Numlock News: April 11, 2023 • Law & Order, Edmonton, Elevators
By Walt Hickey
Constructed by the artists Benjamin Ball and Gaston Nogues at the cost of $600,000, the “Talus Dome” is a large public artwork in Edmonton, Canada, which has proven divisive among locals for year, like all good art provoking myriad polarized reactions. It’s a massive pile of large polished silver spheres, polished silver balls with a hollow center at the intersection of Quesnell Bridge and Fox Drive. Anyway, this is an international story because a 26-year-old dude got stuck in it and it took three fire crews to get him out of there, one of which was a technical rescue team, which did damage several of the silver balls. The gentleman was charged with a count of mischief over C$5,000. The man’s girlfriend reportedly “never thought scaling the sculpture was a good idea.”
The diet industry is massive, bringing in $76 billion in sales in 2022 from weight loss and medical programs, diet foods, gym memberships and more. It’s a behemoth, and many within it now are genuinely worried as a number of pharmaceuticals come to market that have been effective in treating obesity. Drugs on the market and coming to it — Ozempic, Wegovy and Mounjaro among them — have worked for many, and weight loss companies now must decide whether they want to exist in concert with or in opposition to the new GLP-1s. Several of the titans of the industry have struggled in the past several years — WeightWatchers’ membership is down from 5.03 million in 2020 to 3.5 million as of the end of last year — and potentially see telehealth and the dugs as ways to remain in the game.
The Golden Globes are administered by the Hollywood Foreign Press Association, which came under scrutiny over the fact that as of early 2021 they did not have a single Black member. The fallout jeopardized the very existence of the award show, which went off the air for a year, forcing the group to distribute their paperweights absent a national television audience. The organization has just announced they they have pulled off a speedy expansion: Last year they added 103 new members, and this year they brought in another 128 new members, bringing the full size of the voting body to 310 people.

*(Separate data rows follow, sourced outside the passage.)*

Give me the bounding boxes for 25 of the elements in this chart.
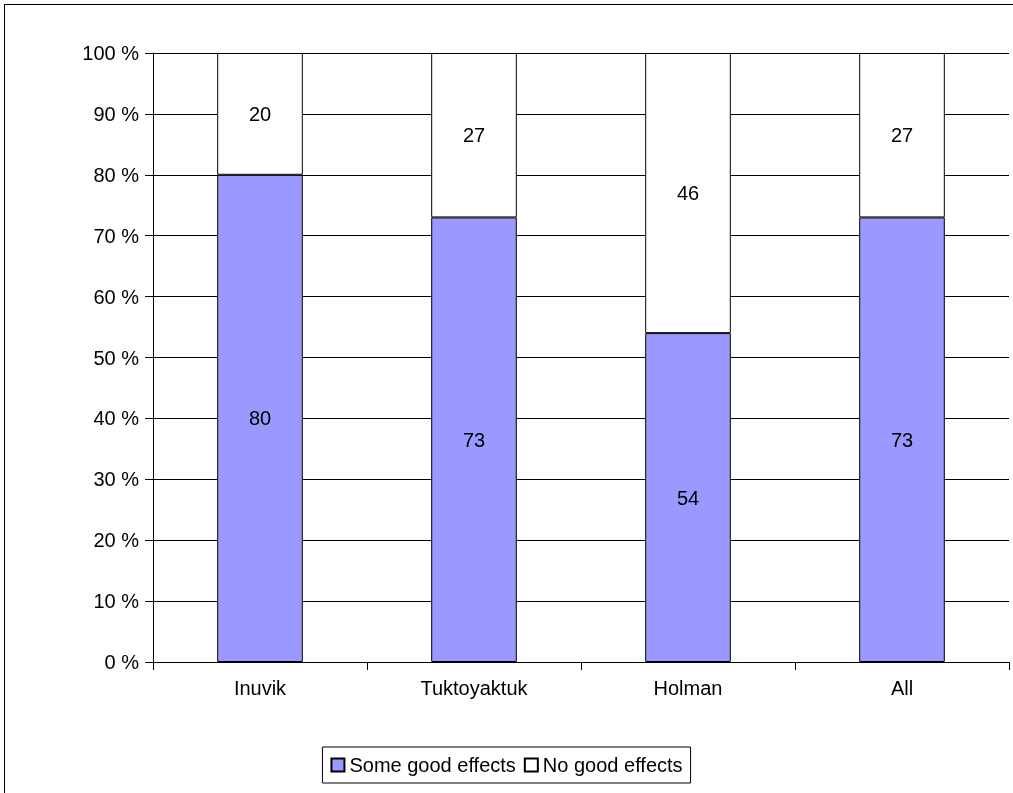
x-tick-label: Holman: [653, 677, 723, 699]
x-tick-label: Tuktoyaktuk: [420, 677, 529, 699]
legend-label: No good effects: [542, 754, 683, 776]
y-tick-label: 20 %: [93, 529, 140, 552]
data-label: 46: [676, 182, 700, 205]
data-label: 20: [248, 102, 272, 125]
y-tick-label: 40 %: [93, 407, 140, 430]
y-tick-label: 80 %: [93, 163, 140, 186]
y-tick-label: 0 %: [104, 651, 140, 673]
y-tick-label: 30 %: [93, 468, 140, 491]
data-label: 73: [462, 428, 486, 451]
x-tick-label: All: [890, 677, 914, 699]
y-tick-label: 50 %: [93, 346, 140, 369]
y-tick-label: 70 %: [93, 224, 140, 247]
x-tick-label: Inuvik: [233, 677, 288, 699]
y-tick-label: 90 %: [93, 102, 140, 125]
data-label: 27: [890, 124, 914, 147]
data-label: 73: [890, 428, 914, 451]
y-tick-label: 10 %: [93, 590, 140, 613]
legend-label: Some good effects: [349, 754, 516, 776]
data-label: 54: [676, 486, 700, 509]
data-label: 80: [248, 407, 272, 430]
y-tick-label: 60 %: [93, 285, 140, 308]
y-tick-label: 100 %: [82, 42, 140, 64]
data-label: 27: [462, 124, 486, 147]
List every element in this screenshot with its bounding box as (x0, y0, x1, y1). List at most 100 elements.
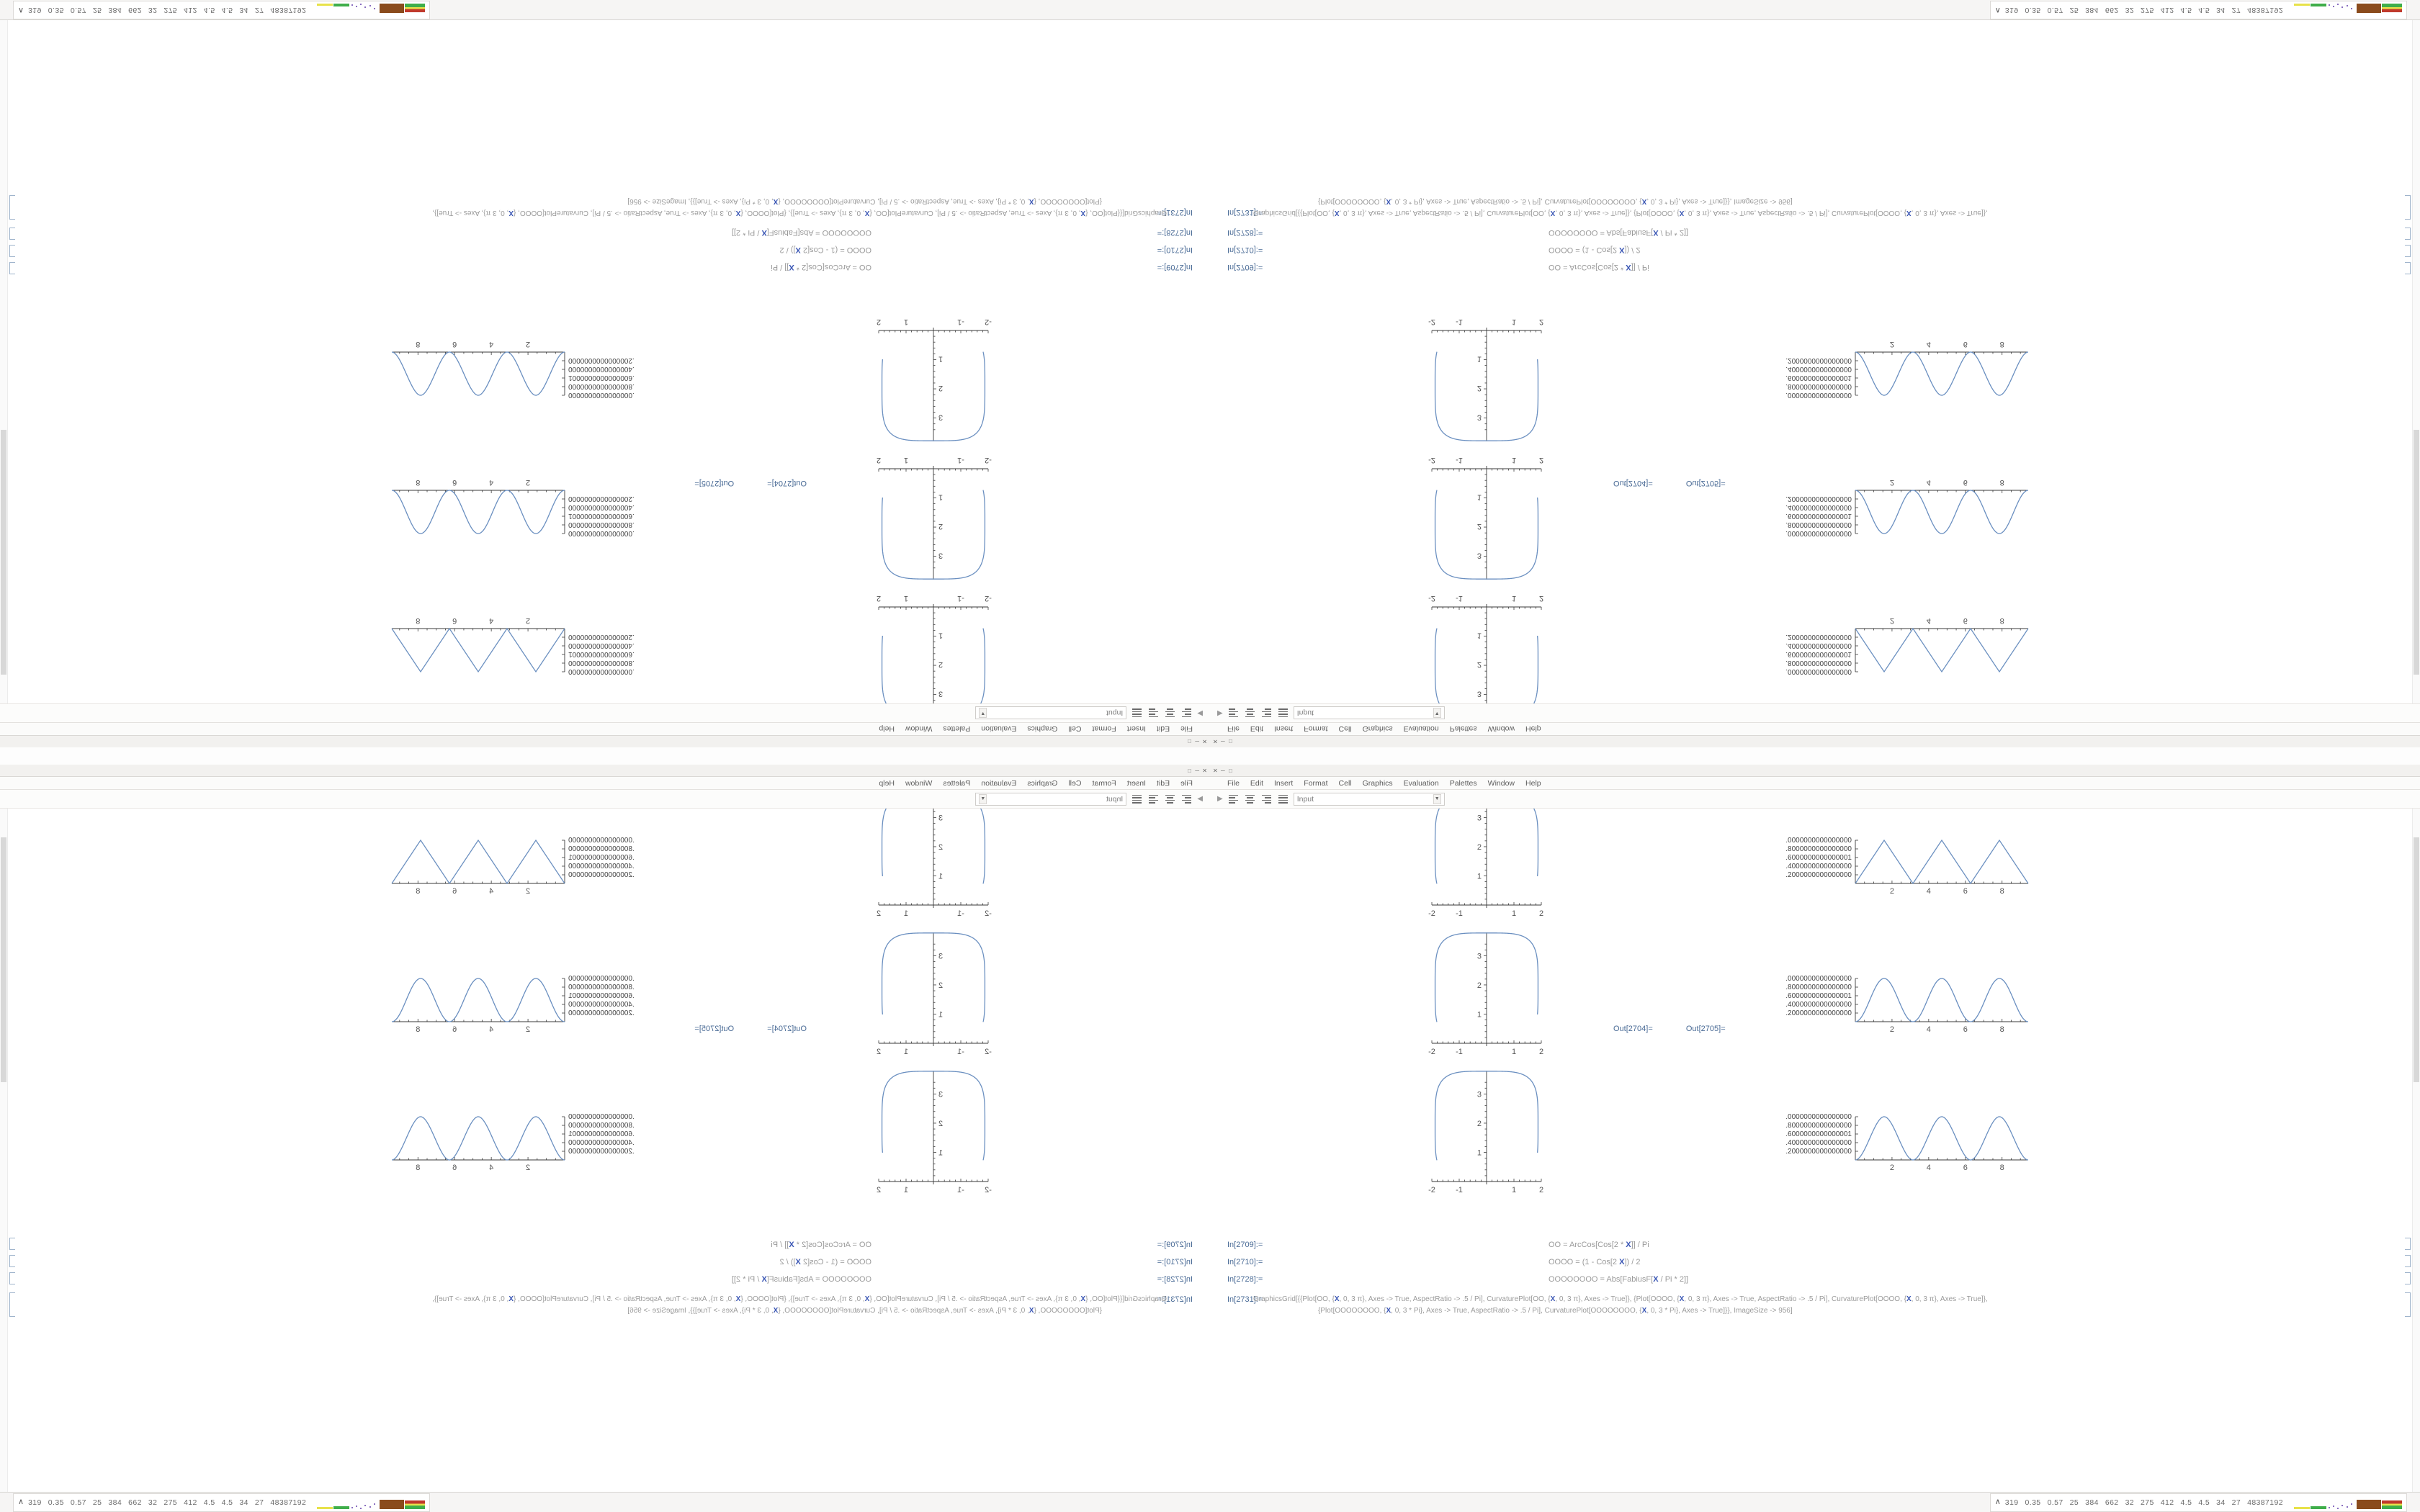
notebook-scrollbar-3[interactable] (0, 809, 8, 1492)
menu-graphics[interactable]: Graphics (1027, 724, 1058, 734)
close-icon-4[interactable]: ✕ (1213, 767, 1218, 774)
align-justify-icon[interactable] (1131, 708, 1143, 719)
cell-bracket[interactable] (2405, 245, 2411, 257)
menu-window[interactable]: Window (1487, 724, 1515, 734)
code-line[interactable]: OOOOOOOO = Abs[FabiusF[X / Pi * 2]] (731, 228, 871, 237)
cell-bracket[interactable] (2405, 228, 2411, 240)
cell-style-select[interactable]: Input ▼ (975, 706, 1127, 720)
menu-evaluation[interactable]: Evaluation (1403, 724, 1439, 734)
menu-cell[interactable]: Cell (1338, 778, 1352, 788)
menu-insert[interactable]: Insert (1126, 724, 1146, 734)
menu-window[interactable]: Window (905, 724, 933, 734)
align-center-icon-3[interactable] (1164, 793, 1176, 804)
menu-palettes[interactable]: Palettes (943, 778, 971, 788)
maximize-icon[interactable]: □ (1188, 738, 1191, 745)
notebook-pane-bottom-left[interactable]: ✕ ─ □ File Edit Insert Format Cell Graph… (0, 765, 1210, 1492)
align-right-icon-3[interactable] (1147, 793, 1160, 804)
close-icon-2[interactable]: ✕ (1213, 738, 1218, 745)
notebook-pane-top-right[interactable]: ✕ ─ □ File Edit Insert Format Cell Graph… (1210, 20, 2420, 747)
triangle-right-icon-4[interactable]: ▶ (1217, 795, 1223, 803)
minimize-icon-3[interactable]: ─ (1195, 767, 1199, 774)
cell-style-select-3[interactable]: Input ▼ (975, 792, 1127, 806)
cell-bracket[interactable] (9, 245, 15, 257)
align-right-icon[interactable] (1147, 708, 1160, 719)
code-line[interactable]: OO = ArcCos[Cos[2 * X]] / Pi (1549, 1241, 1649, 1249)
triangle-right-icon-2[interactable]: ▶ (1217, 709, 1223, 717)
menu-edit[interactable]: Edit (1250, 778, 1264, 788)
notebook-scrollbar-2[interactable] (2412, 20, 2420, 703)
menu-format[interactable]: Format (1304, 778, 1328, 788)
menu-edit[interactable]: Edit (1156, 724, 1170, 734)
cell-bracket[interactable] (2405, 262, 2411, 274)
align-center-icon[interactable] (1164, 708, 1176, 719)
code-line-graphicsgrid-b[interactable]: {Plot[OOOOOOOO, {X, 0, 3 * Pi}, Axes -> … (627, 197, 1102, 205)
menu-edit[interactable]: Edit (1250, 724, 1264, 734)
cell-bracket[interactable] (9, 228, 15, 240)
menu-evaluation[interactable]: Evaluation (981, 778, 1017, 788)
code-line-graphicsgrid-a[interactable]: GraphicsGrid[{{Plot[OO, {X, 0, 3 π}, Axe… (432, 1295, 1167, 1303)
menu-insert[interactable]: Insert (1274, 724, 1294, 734)
notebook-toolbar-2[interactable]: ▶ Input ▼ (1210, 703, 2420, 722)
code-line[interactable]: OOOOOOOO = Abs[FabiusF[X / Pi * 2]] (731, 1275, 871, 1284)
menu-palettes[interactable]: Palettes (1449, 724, 1477, 734)
cell-style-select-4[interactable]: Input ▼ (1293, 792, 1445, 806)
notebook-body-3[interactable]: -2 -1 1 2 1 2 3 2 4 6 8 1.0000000000000000 0.800000… (0, 809, 1210, 1492)
code-line[interactable]: OOOO = (1 - Cos[2 X]) / 2 (1549, 246, 1641, 254)
menu-format[interactable]: Format (1092, 778, 1116, 788)
triangle-right-icon-3[interactable]: ▶ (1197, 795, 1203, 803)
notebook-titlebar-3[interactable]: ✕ ─ □ (0, 765, 1210, 777)
menu-evaluation[interactable]: Evaluation (1403, 778, 1439, 788)
code-line[interactable]: OOOO = (1 - Cos[2 X]) / 2 (1549, 1258, 1641, 1266)
align-right-icon-2[interactable] (1260, 708, 1273, 719)
cell-bracket[interactable] (9, 1238, 15, 1250)
notebook-titlebar-4[interactable]: ✕ ─ □ (1210, 765, 2420, 777)
align-left-icon-3[interactable] (1180, 793, 1193, 804)
align-left-icon[interactable] (1180, 708, 1193, 719)
cell-style-select-2[interactable]: Input ▼ (1293, 706, 1445, 720)
cell-bracket[interactable] (9, 195, 15, 220)
notebook-menubar-3[interactable]: File Edit Insert Format Cell Graphics Ev… (0, 777, 1210, 790)
menu-file[interactable]: File (1227, 778, 1240, 788)
cell-bracket[interactable] (2405, 1272, 2411, 1284)
notebook-pane-bottom-right[interactable]: ✕ ─ □ File Edit Insert Format Cell Graph… (1210, 765, 2420, 1492)
menu-palettes[interactable]: Palettes (943, 724, 971, 734)
cell-bracket[interactable] (9, 1272, 15, 1284)
align-justify-icon-4[interactable] (1277, 793, 1289, 804)
cell-bracket[interactable] (9, 262, 15, 274)
notebook-body-4[interactable]: -2 -1 1 2 1 2 3 2 4 6 8 1.0000000000000000 0.800000… (1210, 809, 2420, 1492)
notebook-menubar-2[interactable]: File Edit Insert Format Cell Graphics Ev… (1210, 722, 2420, 735)
align-justify-icon-2[interactable] (1277, 708, 1289, 719)
align-center-icon-4[interactable] (1244, 793, 1256, 804)
menu-edit[interactable]: Edit (1156, 778, 1170, 788)
maximize-icon-4[interactable]: □ (1229, 767, 1232, 774)
align-left-icon-2[interactable] (1227, 708, 1240, 719)
notebook-titlebar[interactable]: ✕ ─ □ (0, 735, 1210, 747)
cell-bracket[interactable] (2405, 1238, 2411, 1250)
menu-help[interactable]: Help (879, 778, 895, 788)
menu-window[interactable]: Window (1487, 778, 1515, 788)
code-line[interactable]: OOOOOOOO = Abs[FabiusF[X / Pi * 2]] (1549, 228, 1689, 237)
cell-bracket[interactable] (2405, 1292, 2411, 1317)
notebook-scrollbar-4[interactable] (2412, 809, 2420, 1492)
code-line-graphicsgrid-b[interactable]: {Plot[OOOOOOOO, {X, 0, 3 * Pi}, Axes -> … (627, 1307, 1102, 1315)
code-line-graphicsgrid-a[interactable]: GraphicsGrid[{{Plot[OO, {X, 0, 3 π}, Axe… (432, 209, 1167, 217)
caret-down-icon-3[interactable]: ▼ (979, 793, 987, 804)
menu-evaluation[interactable]: Evaluation (981, 724, 1017, 734)
code-line-graphicsgrid-b[interactable]: {Plot[OOOOOOOO, {X, 0, 3 * Pi}, Axes -> … (1318, 1307, 1793, 1315)
menu-help[interactable]: Help (879, 724, 895, 734)
cell-bracket[interactable] (2405, 1255, 2411, 1267)
cell-bracket[interactable] (9, 1255, 15, 1267)
menu-file[interactable]: File (1180, 724, 1193, 734)
menu-format[interactable]: Format (1304, 724, 1328, 734)
menu-file[interactable]: File (1227, 724, 1240, 734)
notebook-toolbar-3[interactable]: ▶ Input ▼ (0, 790, 1210, 809)
code-line[interactable]: OO = ArcCos[Cos[2 * X]] / Pi (771, 263, 871, 271)
code-line-graphicsgrid-a[interactable]: GraphicsGrid[{{Plot[OO, {X, 0, 3 π}, Axe… (1253, 209, 1988, 217)
menu-format[interactable]: Format (1092, 724, 1116, 734)
cell-bracket[interactable] (9, 1292, 15, 1317)
code-line-graphicsgrid-b[interactable]: {Plot[OOOOOOOO, {X, 0, 3 * Pi}, Axes -> … (1318, 197, 1793, 205)
code-line[interactable]: OOOO = (1 - Cos[2 X]) / 2 (779, 1258, 871, 1266)
menu-insert[interactable]: Insert (1274, 778, 1294, 788)
double-chevron-up-icon-3[interactable]: ∧ (18, 1498, 24, 1506)
double-chevron-up-icon-4[interactable]: ∧ (1994, 1498, 2001, 1506)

There are about 43,000 mobile home communities in the United States, housing approximately 22 million people. While large investors and landlords have been snapping up the mobile home communities in the interest of hiking rents and making a substantial return — a third of them have been bought by investors since 2015 — an emerging trend among some tight-knit communities is to turn them into a homeowners cooperative. That typically involves forming a homeowners group, obtaining financing, and buying the land underneath them, with the rents often going up but in service of the loan rather than an external landlord. Only about 1,000 of those 43,000 communities are resident-owned, but those that do convert to resident-owned have so far had significant success.
A new survey conducted by YouGov America found that 31 percent of respondents said they have ever hit the button in the elevator that closes its doors because they saw someone attempting to get onto the elevator and they wanted to leave without them. A further 8 percent said they were not sure, while 61 percent claimed “no,” but yeah sure definitely. The percentage who said they had pushed the button to move things along was 6 percentage points above the national average in the Northeast, and 4 points below the national average in the Midwest, which tracks. Further investigation found that 25 percent of respondents believed that the button in an elevator that makes the door close faster in fact “does nothing,” potentially illuminating that 61 percent figure.
A survey found that a new California law that caps the amount of profit that an oil and gas company can make at the pump has robust bipartisan support, with 70 percent of voters in favor and just 18 percent opposed. Bipartisan majorities back limits to capping profits — including 79 percent of Democrats and 63 percent of Republicans — which does make sense given that most economic and presidential approval polling is pretty much just a proxy for “yo, how do you feel about the price of gas this week?”
NBC has renewed all six of the currently-running Dick Wolf Television shows for a new season, which includes Law & Order: SVU, Law & Order, L&O: Organized Crime, Chicago Fire, Chicago PD and Chicago Med. This will bring the total number of seasons that the family of shows has run up to 84 seasons. SVU accounts for 25 of those, vanilla Law & Order for 23 of them. I for one am still waiting for them to do a full-on crossover of all six shows, presumably one in which a Chicago emergency medical surgeon turns to arson and evades police in the Windy City, eventually absconding to New York with the help of a cousin involved in organized crime, a cousin who is obviously eventually murdered, a murder which reveals a heretofore hidden licentious underworld that requires the attention of the dedicated detectives of New York City’s Special Victims Unit.